Twórczość zespołu pod wodzą Aleksieja Tegina nawiązuje do starożytnych kultur muzycznych m. Egiptu, Iranu i Tybetu. Jednym z najważniejszych punktów odniesienia jest dla muzyków tzw. tradycja Bön, będąca częścią przedbuddyjskiej tybetańskiej sfery wierzeń religijnych. Stąd i obecność w składzie nietypowego jak na współczesną scenę, instrumentarium typu wykonany z ludzkiej czaszki i skóry bęben Damaru czy trąbka z kości udowej Kanlin.
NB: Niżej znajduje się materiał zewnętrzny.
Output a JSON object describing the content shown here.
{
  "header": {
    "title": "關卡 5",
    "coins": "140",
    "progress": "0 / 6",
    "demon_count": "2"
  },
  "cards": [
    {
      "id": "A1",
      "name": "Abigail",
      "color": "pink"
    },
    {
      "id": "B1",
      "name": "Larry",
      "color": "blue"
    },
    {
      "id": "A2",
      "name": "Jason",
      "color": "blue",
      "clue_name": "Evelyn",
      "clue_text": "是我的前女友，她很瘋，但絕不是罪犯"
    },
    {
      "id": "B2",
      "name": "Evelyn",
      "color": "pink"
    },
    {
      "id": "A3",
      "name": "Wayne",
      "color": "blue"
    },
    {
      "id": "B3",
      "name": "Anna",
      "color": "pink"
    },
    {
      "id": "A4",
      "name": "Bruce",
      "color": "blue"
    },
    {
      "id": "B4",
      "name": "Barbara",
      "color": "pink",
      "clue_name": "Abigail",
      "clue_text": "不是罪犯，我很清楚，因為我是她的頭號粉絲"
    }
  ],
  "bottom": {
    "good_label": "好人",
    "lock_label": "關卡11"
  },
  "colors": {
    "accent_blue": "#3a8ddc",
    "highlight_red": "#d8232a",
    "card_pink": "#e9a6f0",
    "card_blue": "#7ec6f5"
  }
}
O wyjątkowości dokonań zespołu decyduje jednak przede wszystkim sfera wokalna - tantryczny, gardłowy, niski śpiew, zwany rgyud-skad.
Mimo mrocznej, hermetycznej twórczości, PHURPA występuje z powodzeniem dla publiczności klubowej i festiwalowej na całym świecie. Również w Polsce, gdzie jego wydawnictwa muzyczne dystrybuuje trójmiejska wytwórnia Zoharum. W Krakowie wystąpi już 9 marca. Występ zespołu poprzedzi set przygotowany przez Pawła Pruskiego - rodzimego wykonawcy eksperymentalnej muzyki elektronicznej.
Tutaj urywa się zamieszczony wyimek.